SAIBA MAIS SOBRE O PROCESSO DE ADOÇÃO
CRIANÇA
> Quando a criança chega ao abrigo, é feito trabalho para manter os vínculos familiares. Quando as possibilidades de voltar à família se esgotam, o abrigo comunica ao Juizado, que faz a revisão e tenta recuperar o vínculo familiar.
> Se ainda assim, não foi possível devolver a criança, o caso é encaminhado ao Ministério Público, que entra com ação de destituição do poder familiar. Os pais biológicos são citados e têm o direito de se defender. Só depois, a criança é disponibilizada para adoção.
ADOTANTE
> Os interessados em adotar devem procurar o Juizado da Infância e da Juventude. Lá, realizam o cadastro, onde é definido o perfil da criança. Quando ela aparece, a nova família é notificada.

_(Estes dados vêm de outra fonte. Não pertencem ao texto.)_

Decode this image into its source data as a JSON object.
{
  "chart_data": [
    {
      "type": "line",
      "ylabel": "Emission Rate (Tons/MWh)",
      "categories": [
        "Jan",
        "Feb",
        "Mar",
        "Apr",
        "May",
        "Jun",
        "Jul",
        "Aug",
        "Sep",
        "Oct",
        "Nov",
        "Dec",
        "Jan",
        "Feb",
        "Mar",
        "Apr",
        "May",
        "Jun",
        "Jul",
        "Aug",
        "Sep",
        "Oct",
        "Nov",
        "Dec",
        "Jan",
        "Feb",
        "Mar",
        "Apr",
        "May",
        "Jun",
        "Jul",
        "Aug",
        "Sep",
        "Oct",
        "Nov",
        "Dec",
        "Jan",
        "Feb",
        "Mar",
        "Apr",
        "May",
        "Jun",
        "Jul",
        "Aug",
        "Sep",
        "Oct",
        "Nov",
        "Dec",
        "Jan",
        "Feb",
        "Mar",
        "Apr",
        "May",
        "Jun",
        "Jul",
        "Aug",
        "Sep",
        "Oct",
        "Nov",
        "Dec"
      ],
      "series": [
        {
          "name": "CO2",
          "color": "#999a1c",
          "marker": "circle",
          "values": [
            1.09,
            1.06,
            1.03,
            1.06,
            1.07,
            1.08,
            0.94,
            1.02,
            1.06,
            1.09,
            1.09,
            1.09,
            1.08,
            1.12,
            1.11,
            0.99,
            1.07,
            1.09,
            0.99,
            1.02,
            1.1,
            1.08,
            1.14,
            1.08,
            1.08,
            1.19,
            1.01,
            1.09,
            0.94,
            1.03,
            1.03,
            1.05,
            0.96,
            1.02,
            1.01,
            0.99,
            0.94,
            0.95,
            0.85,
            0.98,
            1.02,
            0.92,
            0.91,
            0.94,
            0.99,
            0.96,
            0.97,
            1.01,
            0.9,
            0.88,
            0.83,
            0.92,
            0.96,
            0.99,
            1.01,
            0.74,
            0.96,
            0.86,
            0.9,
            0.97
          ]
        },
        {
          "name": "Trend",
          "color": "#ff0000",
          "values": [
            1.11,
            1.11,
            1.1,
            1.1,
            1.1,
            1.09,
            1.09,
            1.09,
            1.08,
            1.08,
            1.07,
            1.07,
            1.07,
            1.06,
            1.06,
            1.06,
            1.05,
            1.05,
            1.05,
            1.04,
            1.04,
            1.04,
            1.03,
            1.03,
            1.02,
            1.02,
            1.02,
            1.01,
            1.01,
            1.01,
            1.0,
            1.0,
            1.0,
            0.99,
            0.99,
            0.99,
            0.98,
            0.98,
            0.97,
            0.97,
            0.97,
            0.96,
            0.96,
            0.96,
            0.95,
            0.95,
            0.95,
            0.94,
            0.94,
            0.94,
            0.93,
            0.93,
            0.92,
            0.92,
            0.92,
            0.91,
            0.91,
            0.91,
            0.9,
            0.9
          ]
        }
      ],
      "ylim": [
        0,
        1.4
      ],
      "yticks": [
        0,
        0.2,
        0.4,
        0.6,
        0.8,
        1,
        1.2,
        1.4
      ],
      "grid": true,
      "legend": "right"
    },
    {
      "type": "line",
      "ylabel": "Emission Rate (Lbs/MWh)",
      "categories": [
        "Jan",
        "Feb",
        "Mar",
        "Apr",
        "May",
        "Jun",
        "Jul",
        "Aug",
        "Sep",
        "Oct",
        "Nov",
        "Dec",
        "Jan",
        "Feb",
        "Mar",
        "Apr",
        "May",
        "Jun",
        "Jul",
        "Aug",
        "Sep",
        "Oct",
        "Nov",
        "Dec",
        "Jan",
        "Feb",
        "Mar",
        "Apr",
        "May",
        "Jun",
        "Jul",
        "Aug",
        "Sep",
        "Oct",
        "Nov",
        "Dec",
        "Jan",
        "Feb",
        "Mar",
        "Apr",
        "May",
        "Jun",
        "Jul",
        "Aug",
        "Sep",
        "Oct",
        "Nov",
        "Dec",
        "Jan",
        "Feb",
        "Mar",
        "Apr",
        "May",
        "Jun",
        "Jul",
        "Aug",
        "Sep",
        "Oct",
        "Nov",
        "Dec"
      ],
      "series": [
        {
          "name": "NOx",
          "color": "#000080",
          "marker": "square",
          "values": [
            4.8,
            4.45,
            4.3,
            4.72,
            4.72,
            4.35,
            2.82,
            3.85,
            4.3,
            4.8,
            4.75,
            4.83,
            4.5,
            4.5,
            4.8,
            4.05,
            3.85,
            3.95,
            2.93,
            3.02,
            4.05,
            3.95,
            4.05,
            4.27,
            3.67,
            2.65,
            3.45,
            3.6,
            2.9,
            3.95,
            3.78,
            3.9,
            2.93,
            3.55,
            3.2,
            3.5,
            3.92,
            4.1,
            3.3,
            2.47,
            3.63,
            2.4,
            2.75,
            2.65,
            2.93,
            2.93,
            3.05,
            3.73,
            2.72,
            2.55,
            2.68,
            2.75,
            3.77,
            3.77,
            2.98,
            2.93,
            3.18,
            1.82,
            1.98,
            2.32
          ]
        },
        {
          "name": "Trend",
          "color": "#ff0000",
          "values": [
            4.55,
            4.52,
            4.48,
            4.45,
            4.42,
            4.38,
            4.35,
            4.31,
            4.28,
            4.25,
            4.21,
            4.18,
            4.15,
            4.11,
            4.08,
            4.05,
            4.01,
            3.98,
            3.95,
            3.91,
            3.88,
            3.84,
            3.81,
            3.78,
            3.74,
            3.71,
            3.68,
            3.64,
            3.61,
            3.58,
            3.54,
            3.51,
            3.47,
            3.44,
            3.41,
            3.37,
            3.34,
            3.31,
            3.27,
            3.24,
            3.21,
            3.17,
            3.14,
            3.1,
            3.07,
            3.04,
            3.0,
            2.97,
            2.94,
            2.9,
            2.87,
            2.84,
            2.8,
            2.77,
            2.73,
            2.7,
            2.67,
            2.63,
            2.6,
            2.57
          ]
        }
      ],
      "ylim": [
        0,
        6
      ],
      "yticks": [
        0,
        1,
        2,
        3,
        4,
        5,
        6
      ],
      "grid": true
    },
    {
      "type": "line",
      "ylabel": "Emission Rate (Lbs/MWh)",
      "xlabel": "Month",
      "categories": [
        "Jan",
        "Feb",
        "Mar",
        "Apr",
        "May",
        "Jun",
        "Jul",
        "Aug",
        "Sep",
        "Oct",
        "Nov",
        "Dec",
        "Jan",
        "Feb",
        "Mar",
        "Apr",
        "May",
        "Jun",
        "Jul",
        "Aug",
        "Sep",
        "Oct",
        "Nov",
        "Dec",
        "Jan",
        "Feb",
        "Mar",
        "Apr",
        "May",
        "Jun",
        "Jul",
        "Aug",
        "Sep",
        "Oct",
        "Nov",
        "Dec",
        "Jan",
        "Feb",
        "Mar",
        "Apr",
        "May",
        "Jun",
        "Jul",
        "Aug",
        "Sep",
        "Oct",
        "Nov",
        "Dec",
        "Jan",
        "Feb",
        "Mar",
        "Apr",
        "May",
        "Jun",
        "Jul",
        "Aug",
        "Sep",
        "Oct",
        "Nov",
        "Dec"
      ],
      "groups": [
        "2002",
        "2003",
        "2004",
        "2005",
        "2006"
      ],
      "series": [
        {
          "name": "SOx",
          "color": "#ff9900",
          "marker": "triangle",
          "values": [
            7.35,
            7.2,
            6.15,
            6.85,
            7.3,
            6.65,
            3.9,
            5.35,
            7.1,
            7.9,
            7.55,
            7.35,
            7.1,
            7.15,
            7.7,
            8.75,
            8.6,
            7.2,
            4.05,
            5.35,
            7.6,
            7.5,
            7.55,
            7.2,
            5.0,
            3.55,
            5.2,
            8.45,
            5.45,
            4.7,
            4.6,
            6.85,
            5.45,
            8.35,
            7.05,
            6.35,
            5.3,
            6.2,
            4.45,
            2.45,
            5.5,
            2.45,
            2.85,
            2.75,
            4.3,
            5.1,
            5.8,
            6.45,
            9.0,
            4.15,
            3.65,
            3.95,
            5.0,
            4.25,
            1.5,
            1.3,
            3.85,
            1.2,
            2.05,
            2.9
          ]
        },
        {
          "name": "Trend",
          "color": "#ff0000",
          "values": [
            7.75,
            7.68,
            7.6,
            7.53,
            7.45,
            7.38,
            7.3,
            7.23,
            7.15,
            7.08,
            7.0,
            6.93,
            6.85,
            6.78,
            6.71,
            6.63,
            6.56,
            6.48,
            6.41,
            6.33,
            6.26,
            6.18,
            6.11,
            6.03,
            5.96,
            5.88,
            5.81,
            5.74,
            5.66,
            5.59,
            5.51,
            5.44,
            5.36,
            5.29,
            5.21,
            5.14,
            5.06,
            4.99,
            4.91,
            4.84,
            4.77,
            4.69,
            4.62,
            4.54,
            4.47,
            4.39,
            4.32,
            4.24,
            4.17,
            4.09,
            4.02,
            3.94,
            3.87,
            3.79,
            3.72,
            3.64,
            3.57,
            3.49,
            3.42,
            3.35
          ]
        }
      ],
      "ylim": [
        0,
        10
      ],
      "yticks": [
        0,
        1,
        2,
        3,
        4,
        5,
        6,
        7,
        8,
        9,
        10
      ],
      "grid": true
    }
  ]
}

> Em seguida, vem o estágio de convivência. Quando se sentir seguro, o adotante pede a guarda e leva a criança. A guarda provisória é deferida imediatamente. O interessado em adotar não pode se cadastrar querendo a criança “X“. O Juizado disponibiliza a criança. O interessado diz se aceita ou não.
MUDANÇAS
GESTANTES
> O que diz a lei?
As gestantes ou mães interessadas em entregar seus filhos à adoção têm direito à assistência psicológica durante o período pré e pós-natal. Além disso, elas devem ser obrigatoriamente encaminhadas à Justiça.
> O que muda?
Esta prática é fundamental para evitar que mães desesperadas deixem essas crianças em locais inadequados, colocando em risco a própria vida e a dos recém-nascidos. É uma decisão difícil de ser tomada e, nesse momento, o que a genitora precisa é de acolhimento e orientação. Além disso, o encaminhamento da mãe ao juizado – procedimento que passa a ser obrigatório – ajuda a evitar aproximações indevidas com pessoas interessadas em adotar. Assim, vai ser possível privilegiar pessoas que já estão na fila de espera para adoção.
CRIANÇAS ABRIGADAS
> O que diz a lei?
Toda criança ou adolescente que estiver em abrigo terá sua situação reavaliada, no máximo, a cada seis meses, para que o juiz possa decidir sobre a possibilidade de reintegração familiar ou disponibilização para adoção, com base em relatório elaborado por equipe interprofissional ou multidisciplinar. A permanência da criança e do adolescente em abrigo não se prolongará por mais de dois anos.
> O que significa?
Antes, não havia um mecanismo de controle periódico. Era fundamentada apenas a entrada no abrigo e a saída. Com a nova regra, a situação da criança ou adolescente deverá ser avaliada permanentemente. Antes, não havia tempo máximo para criança permanecer no abrigo, o que resultava em demora para a solução de algumas situações. A fixação de um tempo máximo – e a obrigatoriedade de justificar quando o prazo for superado – fará com que o direito de viver em uma família, biológica ou substituta, seja privilegiado.
CANDIDATOS A ADOÇÃO
> O que diz a lei?
Para adoção conjunta, os adotantes devem ser casados civilmente ou manter união estável, comprovada a estabilidade da família. Além disso, a habilitação de pessoas estrangeiras ou pessoas que moram fora do País que têm interesse em adotar terá validade máxima de um ano, podendo ser renovada.
> O que significa?
Casais homoafetivos ainda não foram contemplados pela nova lei. A Constituição reconhece como união estável só aquela constituída por homem e mulher. No entanto, existem decisões judiciais que superam esse entendimento e deferem sim adoções a pessoas em união homoafetiva. Além disso, após serem considerados aptos pela Justiça de seu país e do Brasil, os estrangeiros só têm um ano para efetivar a adoção.